O advogado de defesa do juiz espanhol Baltasar Gárzón pediu esta terça-feira a anulação do auto da queixa - e o consequente cancelamento do julgamento - apresentada pelo grupo de extrema-direita Mãos Limpas.
A defesa argumentou que o auto é inválido porque é o produto de um acto do instrutor do processo, Luciano Varela, que contraria o Direito. Varela deu ao Mãos Limpas uma "segunda oportunidade" para formalizar o documento, uma vez que a primeira versão continha muitos erros.
"Não existe preceito [legal] que sustente semelhante iniciativa do instrutor, nem existe precedente legal", disse o advogado de Garzón.

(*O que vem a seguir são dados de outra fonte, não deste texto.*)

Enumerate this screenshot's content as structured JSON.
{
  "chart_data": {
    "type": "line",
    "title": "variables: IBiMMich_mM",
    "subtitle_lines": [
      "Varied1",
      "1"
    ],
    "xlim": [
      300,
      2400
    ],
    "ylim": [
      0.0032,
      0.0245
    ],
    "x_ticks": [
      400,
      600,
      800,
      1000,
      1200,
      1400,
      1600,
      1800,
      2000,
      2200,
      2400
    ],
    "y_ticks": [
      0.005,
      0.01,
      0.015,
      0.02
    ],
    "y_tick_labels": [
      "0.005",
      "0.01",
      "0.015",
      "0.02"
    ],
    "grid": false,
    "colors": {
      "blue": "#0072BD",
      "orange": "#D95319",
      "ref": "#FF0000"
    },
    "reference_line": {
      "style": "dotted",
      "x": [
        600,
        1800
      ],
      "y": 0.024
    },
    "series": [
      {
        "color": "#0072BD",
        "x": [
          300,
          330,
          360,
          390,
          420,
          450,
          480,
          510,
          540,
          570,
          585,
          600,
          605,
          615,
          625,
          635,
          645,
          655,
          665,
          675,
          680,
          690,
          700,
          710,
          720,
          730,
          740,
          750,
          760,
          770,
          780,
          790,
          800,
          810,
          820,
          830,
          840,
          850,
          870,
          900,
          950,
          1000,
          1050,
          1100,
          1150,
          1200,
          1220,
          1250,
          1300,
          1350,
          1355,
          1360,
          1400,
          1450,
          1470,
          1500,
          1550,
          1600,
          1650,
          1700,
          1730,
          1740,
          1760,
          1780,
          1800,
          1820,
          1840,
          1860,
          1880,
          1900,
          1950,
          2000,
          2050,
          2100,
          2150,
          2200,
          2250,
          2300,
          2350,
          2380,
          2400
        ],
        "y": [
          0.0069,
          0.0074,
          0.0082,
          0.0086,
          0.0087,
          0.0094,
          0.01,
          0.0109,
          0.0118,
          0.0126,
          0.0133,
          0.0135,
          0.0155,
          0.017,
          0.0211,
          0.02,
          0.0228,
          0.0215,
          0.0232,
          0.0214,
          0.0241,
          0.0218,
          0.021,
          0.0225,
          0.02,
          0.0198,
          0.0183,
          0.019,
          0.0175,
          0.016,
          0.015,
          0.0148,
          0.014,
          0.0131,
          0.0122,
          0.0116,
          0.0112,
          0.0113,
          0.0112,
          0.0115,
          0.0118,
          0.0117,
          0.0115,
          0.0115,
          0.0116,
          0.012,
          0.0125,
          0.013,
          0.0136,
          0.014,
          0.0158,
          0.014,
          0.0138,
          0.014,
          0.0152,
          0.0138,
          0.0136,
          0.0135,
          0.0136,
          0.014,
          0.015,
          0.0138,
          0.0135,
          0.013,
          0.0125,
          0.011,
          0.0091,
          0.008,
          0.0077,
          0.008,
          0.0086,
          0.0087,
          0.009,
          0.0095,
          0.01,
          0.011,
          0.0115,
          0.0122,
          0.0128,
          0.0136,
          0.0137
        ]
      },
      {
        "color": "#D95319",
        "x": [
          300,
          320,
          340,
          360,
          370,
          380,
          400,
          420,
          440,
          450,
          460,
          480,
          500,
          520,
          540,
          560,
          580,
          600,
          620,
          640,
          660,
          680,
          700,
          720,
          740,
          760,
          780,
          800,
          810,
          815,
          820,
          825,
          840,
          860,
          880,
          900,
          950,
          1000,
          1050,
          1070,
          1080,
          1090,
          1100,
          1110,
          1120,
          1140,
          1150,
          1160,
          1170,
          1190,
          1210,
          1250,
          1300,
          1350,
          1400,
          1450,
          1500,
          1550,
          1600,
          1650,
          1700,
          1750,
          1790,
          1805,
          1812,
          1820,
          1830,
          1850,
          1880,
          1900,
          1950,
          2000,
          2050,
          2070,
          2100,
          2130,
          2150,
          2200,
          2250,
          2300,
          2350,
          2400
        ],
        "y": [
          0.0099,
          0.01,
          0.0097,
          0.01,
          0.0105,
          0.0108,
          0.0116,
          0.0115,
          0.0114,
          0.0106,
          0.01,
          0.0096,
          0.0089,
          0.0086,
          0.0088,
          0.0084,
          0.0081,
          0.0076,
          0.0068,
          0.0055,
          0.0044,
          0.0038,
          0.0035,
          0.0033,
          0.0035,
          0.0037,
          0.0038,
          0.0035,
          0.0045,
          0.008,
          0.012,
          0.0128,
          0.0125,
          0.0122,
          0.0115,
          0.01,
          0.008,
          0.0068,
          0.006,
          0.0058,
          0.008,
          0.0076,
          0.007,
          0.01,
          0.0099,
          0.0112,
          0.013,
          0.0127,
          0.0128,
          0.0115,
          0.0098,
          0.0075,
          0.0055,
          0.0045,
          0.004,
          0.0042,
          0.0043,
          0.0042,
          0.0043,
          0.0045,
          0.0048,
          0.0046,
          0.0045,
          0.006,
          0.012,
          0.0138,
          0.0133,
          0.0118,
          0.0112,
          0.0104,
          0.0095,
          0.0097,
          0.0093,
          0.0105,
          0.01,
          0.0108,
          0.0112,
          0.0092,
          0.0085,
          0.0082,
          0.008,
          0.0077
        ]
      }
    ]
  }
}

O famoso juiz espanhol começou a ser julgado hoje de manhã no Supremo Tribunal de Madrid por ter ordenado uma investigação aos crimes do franquismo, concretamente o dossier relativo aos cem mil desaparecidos. A queixa foi apresentada pelo Mãos Limpas e pelo seu dirigente, Miguel Bernard, ao abrigo da Lei da Amnistia, datada de 1970 e que impede processos relativos a este período da História de Espanha. O juiz de 57 anos incorre numa pena de proibição de exercício de actividade até 20 anos.
À porta do tribunal de Madrid concentraram-se de manhã perto de 300 pessoas para apoiar o juiz; entre os manifestantes estavam alguns colegas de Baltasar Garzón na Audiência Nacional (o Supremo, a que Garzón pertencia), deputados e membros da plataforma contra a impunidade dos crimes de Franco.
Pela primeira vez desde que a democracia foi reposta em Espanha - precisamente após a morte de Franco - estão neste país observadores internacionais para vigiar o julgamento. "O mundo está a ver" o que se passa aqui, disseram alguns deles ao jornal espanhol El País. Um dos elementos do grupo de observadores, Reed Broady, conselheiro jurídico da organização Human Rights Watch, disse: "A justiça espanhola está a prejudicar-se" com este caso. "Ser perseguido por querer investigar violações aos direitos humanos cometidas neste país no passado é simplesmente escandaloso e inaceitável", acrescentou Hugo Relva, conselheiro jurídico da Amnistia Internacional.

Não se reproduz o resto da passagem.